Die Lecturer waren mit den Studiengebühren eingeführt und aus ihnen finanziert worden. Sie hatten aber nur einen schlecht bezahlten, befristeten Lehrauftrag. KritikerInnen sagen, die Stellenform sei unsozial und eine Sackgasse für eine universitäre Karriere. Die Fachschaften hatten sich von Anfang an dagegen gewehrt. Sie argumentierten, dass sich die Lehre langfristig verschlechtere, da die Lecturer nicht forschen. Die Fachschaften formulierten also 2007 ein Positionspapier, in dem sie die Stellen grundsätzlich ablehnten. Da die Studierenden jedoch in der Kommission zur Vergabe der Studiengebühren in der Minderheit waren, verhallte ihr Protest.

Nach der Abschaffung der Studiengebühren änderte sich dies. Studierende haben in der neu eingerichteten Kommission zur Qualitätsverbesserung in Lehre und Studium (kurz: QVM) die Mehrheit und bestimmen, wie die Ausgleichszahlungen des Landes NRW verteilt werden. Damit konnten sie über die Zukunft der Lecturer entscheiden. Direkt in der konstituierenden Sitzung im vergangenen Juli kündigte Peter Hacke, Studierendenvertreter in der EF und QVM, an, dass sie sich an den Fachschaftsbeschluss von 2007 halten müssen und die Verträge nicht verlängern würden.

Im August wurden dann sämtliche Verlängerungen ohne weitere Prüfung abgelehnt.
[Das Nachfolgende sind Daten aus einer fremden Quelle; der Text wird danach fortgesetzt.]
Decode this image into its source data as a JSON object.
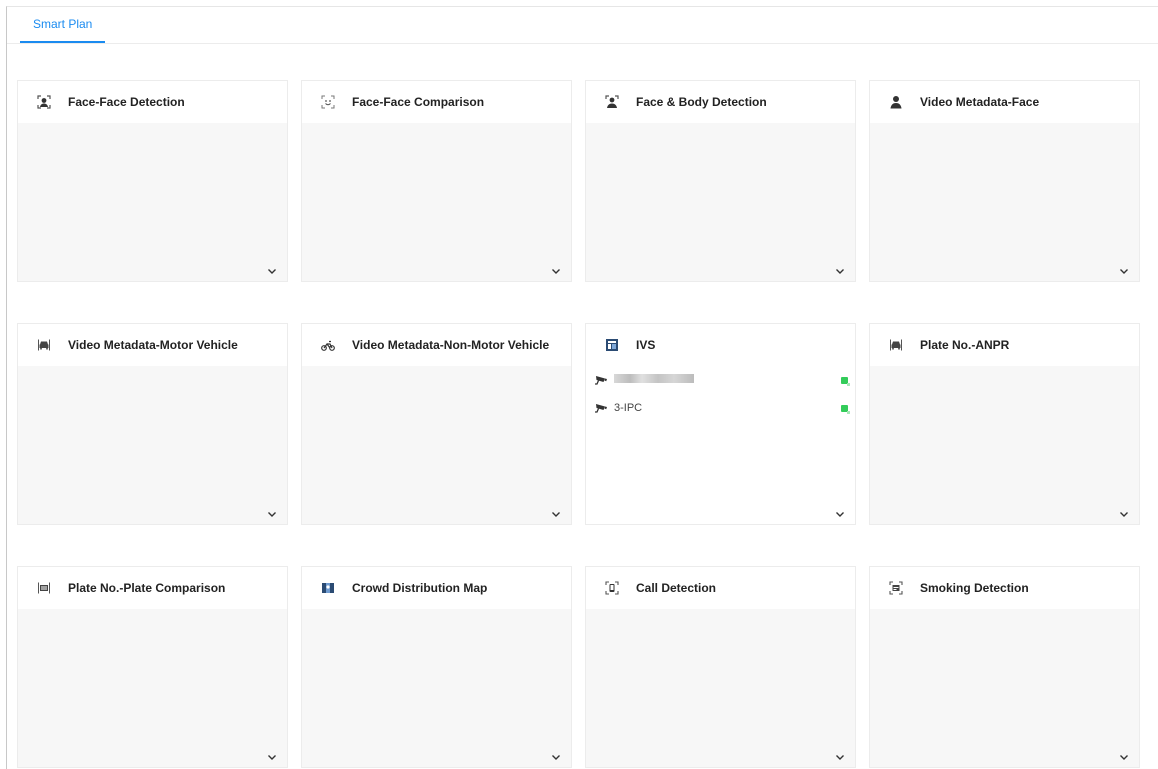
{
  "tabs": [
    {
      "label": "Smart Plan",
      "active": true
    }
  ],
  "cards": [
    {
      "title": "Face-Face Detection",
      "icon": "face-detection-icon"
    },
    {
      "title": "Face-Face Comparison",
      "icon": "face-comparison-icon"
    },
    {
      "title": "Face & Body Detection",
      "icon": "face-body-icon"
    },
    {
      "title": "Video Metadata-Face",
      "icon": "person-icon"
    },
    {
      "title": "Video Metadata-Motor Vehicle",
      "icon": "car-icon"
    },
    {
      "title": "Video Metadata-Non-Motor Vehicle",
      "icon": "bicycle-icon"
    },
    {
      "title": "IVS",
      "icon": "ivs-icon",
      "devices": [
        {
          "name": "",
          "status": "online"
        },
        {
          "name": "3-IPC",
          "status": "online"
        }
      ]
    },
    {
      "title": "Plate No.-ANPR",
      "icon": "car-icon"
    },
    {
      "title": "Plate No.-Plate Comparison",
      "icon": "plate-icon"
    },
    {
      "title": "Crowd Distribution Map",
      "icon": "crowd-map-icon"
    },
    {
      "title": "Call Detection",
      "icon": "phone-frame-icon"
    },
    {
      "title": "Smoking Detection",
      "icon": "smoking-frame-icon"
    }
  ],
  "colors": {
    "accent": "#1a8bf0",
    "online": "#33cc5a",
    "panel_bg": "#f7f7f7"
  }
}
Dass dadurch Seminare ausfallen würden, nahm man zunächst in Kauf. Die Lecturer erfuhren dies erst im September. Sie waren befristet angestellt, wer nicht lange bleibt, der richtet sich auch nicht ein. Sie haben keine VertreterInnen und keinen gemeinsamen Emailverteiler. In der QVM werden die Lecturer zwar durch den Vertreter des Mittelbaus Andreas Klingenberg vertreten, der gab jedoch zu, keine Namen gehabt zu haben, an die er die Infos hätte leiten können.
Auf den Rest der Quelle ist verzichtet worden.